Pressemitteilung der Universität Duisburg-Essen

Veröffentlichung in renommierter medizinischer Fachzeitschrift

Eiweißmantel schwächt Wirkung ab

[07.10.2013] Medikamente punktgenau an die richtige Körperstelle bringen, Krankheiten früher erkennen: mit den Nano-Teilchen verbinden sich große Hoffnungen in der Medizin. Wie sich diese winzigen Tausendsassas im menschlichen Blut verhalten, hat Prof. Dr. Shirley Knauer am Zentrum für Medizinische Biotechnologie der Universität Duisburg-Essen (UDE) erforscht und nun gemeinsam mit Mainzer Universitätsmedizinern in der Fachzeitschrift „Nature Nanotechnology“ veröffentlicht.
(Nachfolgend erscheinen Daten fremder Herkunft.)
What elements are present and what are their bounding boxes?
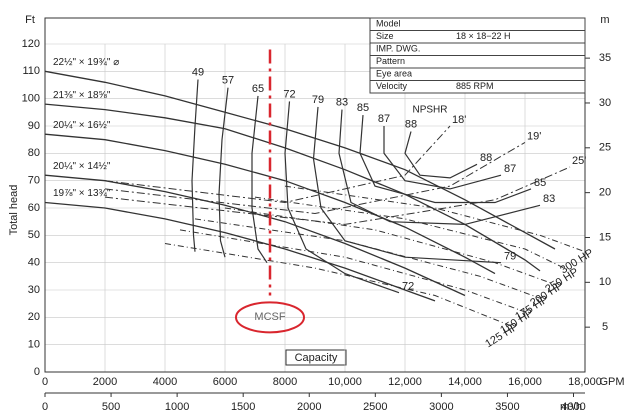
plot-frame: [44, 17, 586, 373]
npshr-label: NPSHR: [412, 105, 447, 116]
hp-curve: [194, 218, 541, 299]
y2-tick-label: 35: [599, 52, 611, 64]
efficiency-label: 85: [357, 102, 369, 114]
y-tick-label: 20: [28, 311, 40, 323]
npshr-value-label: 19': [527, 130, 541, 142]
npshr-curve: [104, 166, 571, 225]
x-tick-label: 6000: [213, 376, 237, 388]
efficiency-curve: [191, 79, 199, 252]
x-tick-label: 10,000: [328, 376, 362, 388]
y2-tick-label: 30: [599, 97, 611, 109]
efficiency-label: 83: [336, 97, 348, 109]
head-curve: [44, 174, 466, 297]
y-tick-label: 120: [22, 38, 40, 50]
y-tick-label: 50: [28, 229, 40, 241]
efficiency-label: 65: [252, 83, 264, 95]
y-tick-label: 60: [28, 202, 40, 214]
efficiency-curve: [359, 115, 532, 204]
head-curve-label: 19⅞" × 13¾": [53, 188, 111, 199]
table-cell: Pattern: [376, 56, 405, 66]
x2-tick-label: 1500: [231, 401, 255, 413]
efficiency-curve: [404, 131, 478, 179]
y-tick-label: 70: [28, 175, 40, 187]
y-tick-label: 0: [34, 366, 40, 378]
capacity-box: [285, 349, 347, 366]
y2-tick-label: 20: [599, 187, 611, 199]
y-tick-label: 30: [28, 284, 40, 296]
efficiency-curve: [383, 126, 502, 190]
efficiency-label: 87: [378, 113, 390, 125]
mcsf-label: MCSF: [254, 311, 285, 323]
hp-curve: [179, 229, 526, 313]
x-tick-label: 18,000: [568, 376, 602, 388]
y2-tick-label: 10: [599, 276, 611, 288]
head-curve-label: 20¼" × 16½": [53, 119, 111, 131]
mcsf-ring: [235, 301, 305, 334]
efficiency-curve: [338, 109, 541, 226]
table-cell: Eye area: [376, 69, 412, 79]
efficiency-label: 49: [192, 66, 204, 78]
efficiency-label: 57: [222, 75, 234, 87]
efficiency-label: 79: [504, 251, 516, 263]
y2-tick-label: 5: [602, 321, 608, 333]
x2-tick-label: 3500: [495, 401, 519, 413]
y-tick-label: 100: [22, 93, 40, 105]
table-cell: Size: [376, 31, 394, 41]
y-tick-label: 40: [28, 257, 40, 269]
npshr-value-label: 25': [572, 155, 586, 167]
x2-tick-label: 2500: [363, 401, 387, 413]
npshr-curve: [104, 125, 451, 204]
efficiency-curve: [312, 106, 502, 264]
y2-tick-label: 25: [599, 142, 611, 154]
x2-tick-label: 0: [42, 401, 48, 413]
hp-curve: [164, 243, 511, 326]
y2-unit: m: [600, 14, 609, 26]
efficiency-label: 85: [534, 177, 546, 189]
efficiency-curve: [251, 95, 268, 264]
x-tick-label: 4000: [153, 376, 177, 388]
efficiency-label: 87: [504, 163, 516, 175]
y-tick-label: 90: [28, 120, 40, 132]
table-cell: Velocity: [376, 81, 408, 91]
capacity-label: Capacity: [295, 352, 338, 364]
x-tick-label: 16,000: [508, 376, 542, 388]
table-cell: Model: [376, 19, 401, 29]
head-curve: [44, 103, 541, 272]
x-tick-label: 0: [42, 376, 48, 388]
head-curve-label: 21⅜" × 18⅝": [53, 90, 111, 101]
x-tick-label: 14,000: [448, 376, 482, 388]
x2-tick-label: 2000: [297, 401, 321, 413]
table-cell: 18 × 18−22 H: [456, 31, 511, 41]
table-cell: 885 RPM: [456, 81, 494, 91]
efficiency-label: 72: [283, 88, 295, 100]
x2-tick-label: 4000: [561, 401, 585, 413]
hp-curve: [224, 207, 556, 285]
x-tick-label: 8000: [273, 376, 297, 388]
head-curve: [44, 133, 496, 275]
npshr-value-label: 18': [452, 114, 466, 126]
y-unit: Ft: [25, 14, 35, 26]
hp-curve: [254, 196, 571, 272]
head-curve-label: 20¼" × 14½": [53, 160, 111, 172]
y-tick-label: 110: [22, 65, 40, 77]
x2-tick-label: 500: [102, 401, 120, 413]
y-tick-label: 80: [28, 147, 40, 159]
efficiency-label: 88: [405, 118, 417, 130]
y2-tick-label: 15: [599, 231, 611, 243]
efficiency-label: 88: [480, 152, 492, 164]
x-tick-label: 2000: [93, 376, 117, 388]
efficiency-label: 79: [312, 94, 324, 106]
x-tick-label: 12,000: [388, 376, 422, 388]
efficiency-label: 83: [543, 193, 555, 205]
table-cell: IMP. DWG.: [376, 44, 420, 54]
x2-unit: m³/h: [560, 401, 582, 413]
x-unit: GPM: [599, 376, 624, 388]
x2-tick-label: 1000: [165, 401, 189, 413]
x2-tick-label: 3000: [429, 401, 453, 413]
y-axis-title: Total head: [8, 185, 20, 236]
head-curve-label: 22½" × 19¾" ⌀: [53, 57, 119, 68]
y-tick-label: 10: [28, 339, 40, 351]
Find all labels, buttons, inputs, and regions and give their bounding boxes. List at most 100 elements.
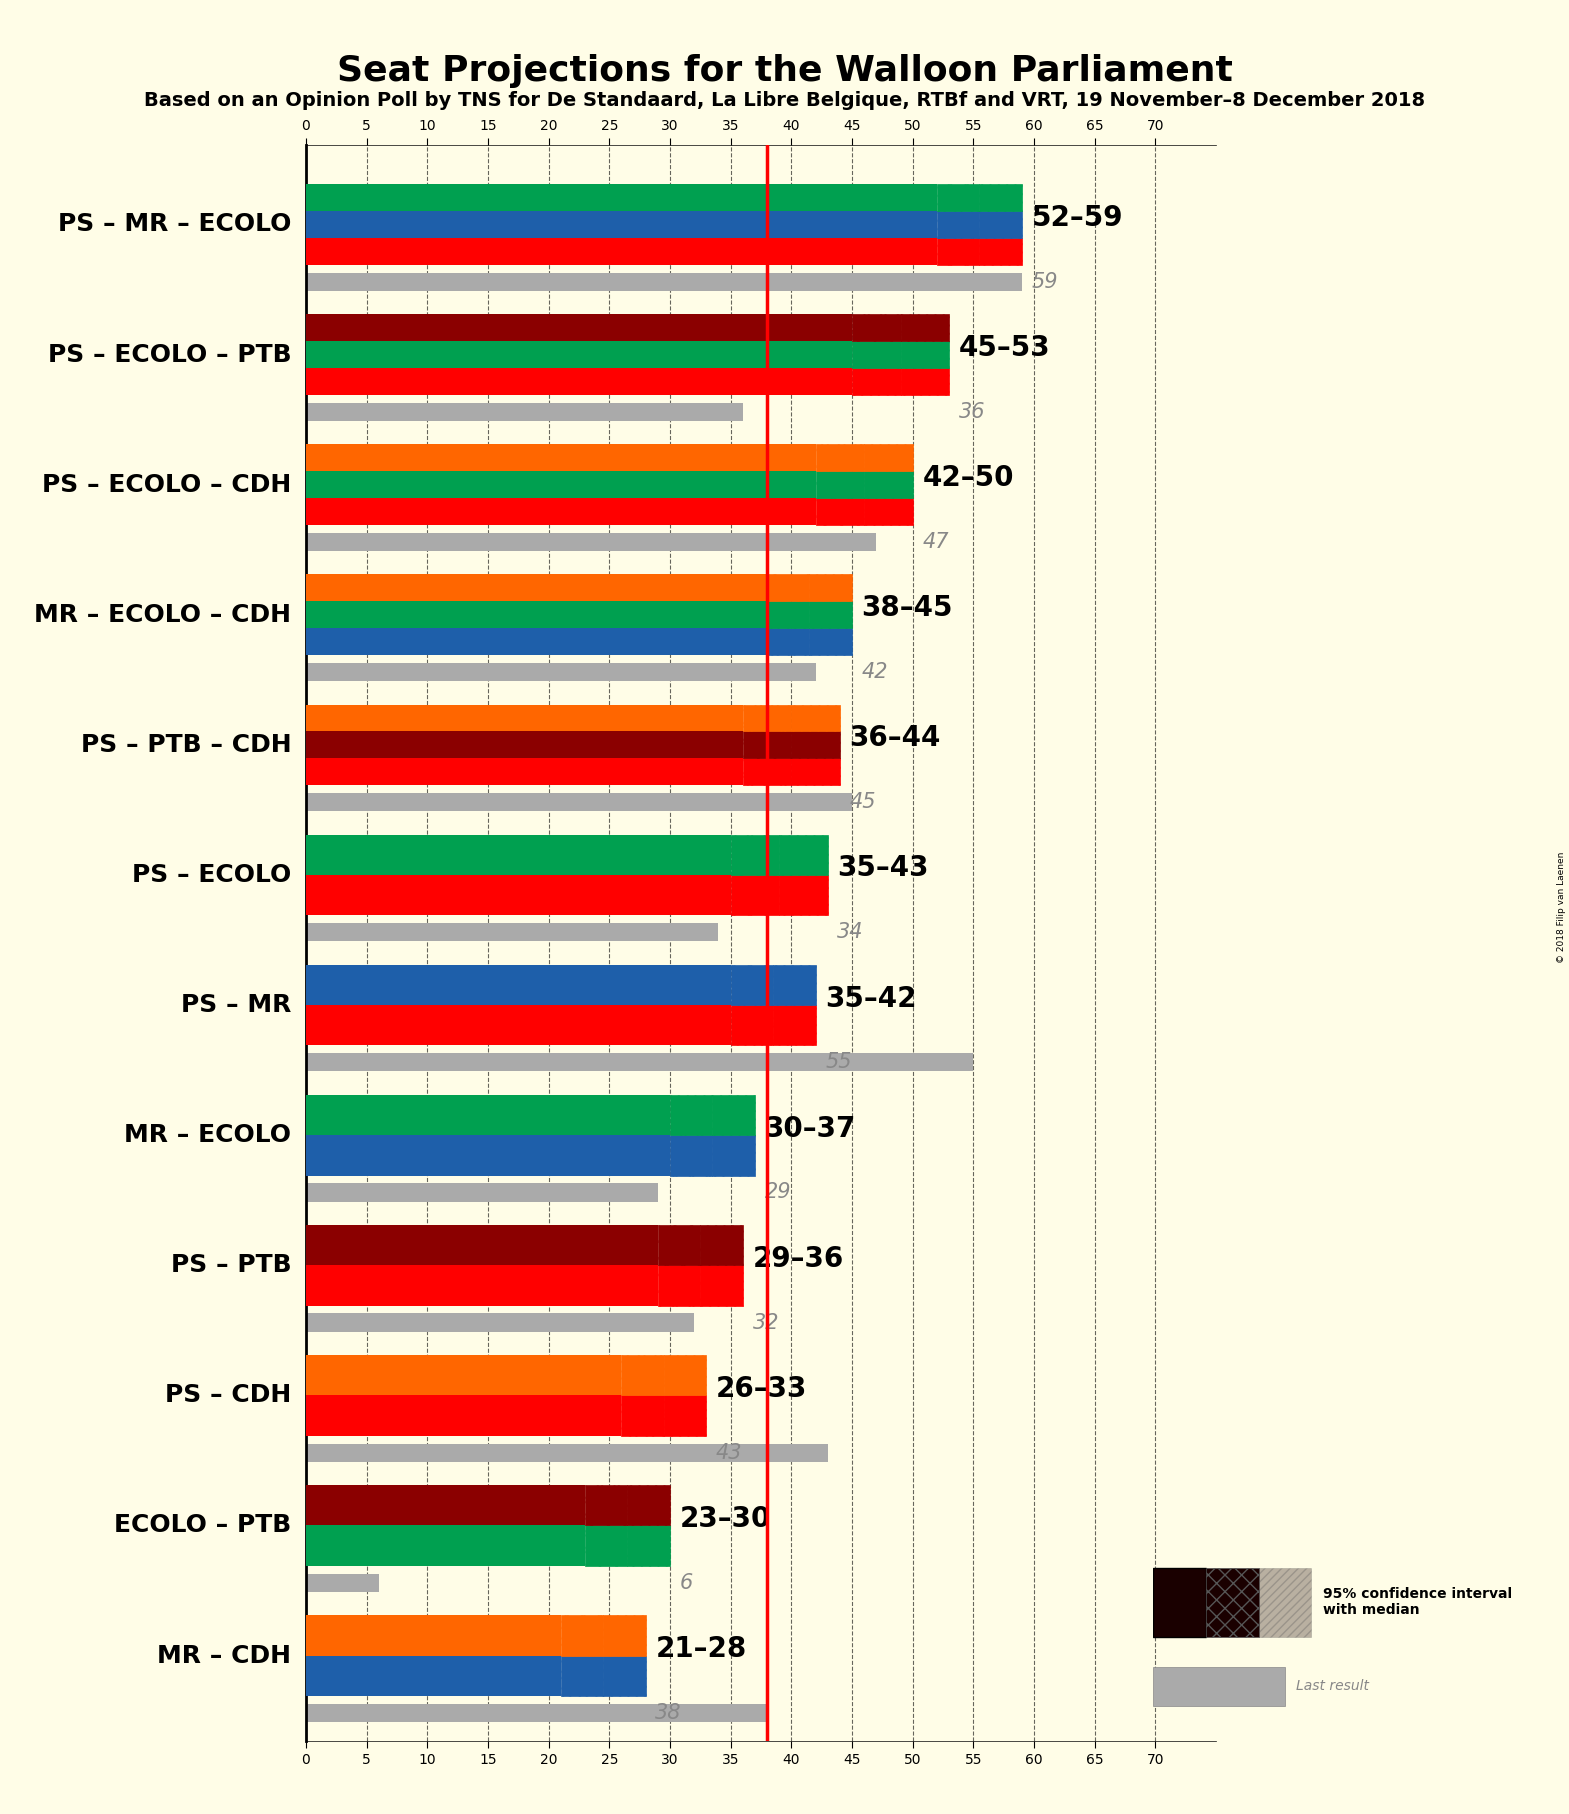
Text: 59: 59 [1031, 272, 1058, 292]
Bar [657, 1266, 700, 1306]
Text: MR – ECOLO: MR – ECOLO [124, 1123, 292, 1146]
Text: 35–43: 35–43 [838, 854, 929, 882]
Bar [767, 628, 810, 655]
Bar [700, 1224, 742, 1266]
Bar [306, 1313, 693, 1331]
Bar [742, 704, 791, 731]
Bar [306, 368, 852, 395]
Text: 52–59: 52–59 [1031, 203, 1123, 232]
Text: PS – MR – ECOLO: PS – MR – ECOLO [58, 212, 292, 236]
Bar [306, 1656, 560, 1696]
Bar [767, 600, 810, 628]
Bar [306, 628, 767, 655]
Bar [852, 368, 901, 395]
Text: PS – PTB – CDH: PS – PTB – CDH [80, 733, 292, 756]
Bar [306, 731, 742, 758]
Bar [865, 472, 913, 499]
Bar [560, 1656, 602, 1696]
Bar [602, 1614, 646, 1656]
Text: MR – CDH: MR – CDH [157, 1643, 292, 1667]
Bar [937, 185, 979, 210]
Text: Based on an Opinion Poll by TNS for De Standaard, La Libre Belgique, RTBf and VR: Based on an Opinion Poll by TNS for De S… [144, 91, 1425, 109]
Bar [585, 1526, 628, 1565]
Bar [306, 834, 731, 874]
Bar [816, 444, 865, 472]
Text: PS – CDH: PS – CDH [165, 1384, 292, 1408]
Bar [306, 1486, 585, 1526]
Bar [306, 923, 719, 941]
Text: 29: 29 [764, 1183, 791, 1203]
Bar [1153, 1667, 1285, 1705]
Bar [306, 210, 937, 238]
Bar [731, 874, 780, 916]
Bar [306, 272, 1021, 290]
Bar [979, 185, 1021, 210]
Bar [810, 628, 852, 655]
Text: 95% confidence interval
with median: 95% confidence interval with median [1323, 1587, 1513, 1618]
Bar [712, 1096, 755, 1136]
Text: 23–30: 23–30 [679, 1506, 770, 1533]
Text: © 2018 Filip van Laenen: © 2018 Filip van Laenen [1556, 851, 1566, 963]
Bar [1207, 1567, 1258, 1636]
Bar [1258, 1567, 1312, 1636]
Bar [306, 758, 742, 785]
Bar [780, 874, 828, 916]
Bar [700, 1266, 742, 1306]
Bar [816, 499, 865, 524]
Bar [712, 1136, 755, 1175]
Bar [774, 965, 816, 1005]
Text: 29–36: 29–36 [753, 1244, 844, 1273]
Bar [791, 758, 839, 785]
Bar [306, 403, 742, 421]
Bar [306, 1224, 657, 1266]
Bar [810, 575, 852, 600]
Text: 43: 43 [715, 1442, 742, 1462]
Text: Seat Projections for the Walloon Parliament: Seat Projections for the Walloon Parliam… [337, 54, 1232, 89]
Bar [742, 758, 791, 785]
Bar [767, 575, 810, 600]
Bar [306, 1136, 670, 1175]
Bar [306, 314, 852, 341]
Text: 36: 36 [959, 403, 985, 423]
Bar [670, 1096, 712, 1136]
Bar [306, 1266, 657, 1306]
Text: 26–33: 26–33 [715, 1375, 808, 1402]
Bar [306, 1054, 973, 1072]
Bar [780, 834, 828, 874]
Text: 32: 32 [753, 1313, 778, 1333]
Bar [306, 793, 852, 811]
Bar [901, 314, 949, 341]
Bar [664, 1395, 706, 1435]
Text: PS – PTB: PS – PTB [171, 1253, 292, 1277]
Text: 6: 6 [679, 1573, 693, 1593]
Text: 55: 55 [825, 1052, 852, 1072]
Text: MR – ECOLO – CDH: MR – ECOLO – CDH [35, 602, 292, 628]
Bar [621, 1355, 664, 1395]
Bar [852, 341, 901, 368]
Bar [791, 731, 839, 758]
Text: ECOLO – PTB: ECOLO – PTB [115, 1513, 292, 1538]
Bar [306, 965, 731, 1005]
Bar [937, 210, 979, 238]
Bar [621, 1395, 664, 1435]
Text: PS – ECOLO – CDH: PS – ECOLO – CDH [42, 473, 292, 497]
Text: PS – ECOLO: PS – ECOLO [132, 863, 292, 887]
Bar [306, 600, 767, 628]
Text: 21–28: 21–28 [656, 1634, 747, 1663]
Bar [560, 1614, 602, 1656]
Bar [306, 1703, 767, 1721]
Bar [979, 238, 1021, 265]
Bar [306, 444, 816, 472]
Bar [306, 185, 937, 210]
Bar [774, 1005, 816, 1045]
Bar [791, 704, 839, 731]
Bar [306, 575, 767, 600]
Text: 45: 45 [849, 793, 876, 813]
Text: 45–53: 45–53 [959, 334, 1050, 363]
Text: 42–50: 42–50 [923, 464, 1014, 492]
Bar [979, 210, 1021, 238]
Bar [306, 533, 876, 551]
Text: PS – ECOLO – PTB: PS – ECOLO – PTB [47, 343, 292, 366]
Text: 30–37: 30–37 [764, 1114, 857, 1143]
Bar [937, 238, 979, 265]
Die Molekularbiologin und ihre Kooperationspartner konnten erstmalig klären, mit welcher „Geschwindigkeit“ Nanopartikel mit physiologischen Umgebungen interagieren und wie sich das auf biologische Systeme auswirkt. Knauer: „Wenn Nano-Teilchen zum Beispiel mit intelligenten Oberflächenstrukturen ausgerüstet werden, sollen sie sehr sensibel Krebszellen aufspüren oder frühzeitig auch andere Krankheitsherde selbständig erkennen.“ Trotzdem war die medizinische Wirksamkeit nanobasierter Therapiestrategien bisher oft enttäuschend.

Knauer und ihre Kollegen fanden dafür jetzt einen möglichen Grund. Direkt nach dem Einbringen der Nano-Teilchen in das Blutsystem „verkleiden“ sie sich mit einer hochkomplexen Hülle aus Eiweißen, der sogenannten „Proteincorona“. Sie kann eventuell verhindern, dass die „intelligenten“ Oberflächenstrukturen der Nanopartikel ihre Aufgabe im Körper erfüllen können. Knauer: „Wie relevant diese Erkenntnisse von der Fachwelt eingeschätzt werden, zeigt die Veröffentlichung im renommierten Wissenschaftsjournal Nature Nanotechnology.“

Nun fängt die Arbeit erst richtig an: Die Forscher beginnen zu verstehen, wie komplex und zeitabhängig die Corona aufgebaut ist und wie die Materialeigenschaften der Nano-Teilchen, die sich in Material, Größe und Oberflächenladung unterscheiden, diese Prozesse beeinflussen. Künftig sollen diese Erkenntnisse deshalb interdisziplinär vertieft werden.

„Vor allem die ausgezeichnete UDE-Expertise im Bereich der supramolekularen Chemie ermöglicht nun eine gezielte Steuerung von Nanostrukturen und damit möglicherweise der Proteincorona“, blickt Prof. Knauer in die Zukunft. Die Forschungserkenntnisse könnten dazu beitragen, künftig Nano-Teilchen zu entwickeln, die schlagkräftiger sind und geringere Nebenwirkung haben. Außerdem tragen sie dazu bei, die molekularen Details an der Grenzfläche von Nanotechnologie und Biologie besser zu verstehen.

Weitere Informationen:
• Tenzer, S., Docter, D., Kuharev, J., Musyanovych, A., Fetz, V., Hecht, R., Schlenk, F., Fischer, D., Kiouptsi, K., Reinhardt, C., Landfester, K., Schild, H., Maskos, M., Knauer, S.K., and Stauber, R.H. (2013). Rapid formation of plasma protein corona critically affects nanoparticle pathophysiology. Nature Nanotech., doi:10.1038/nnano.2013.181.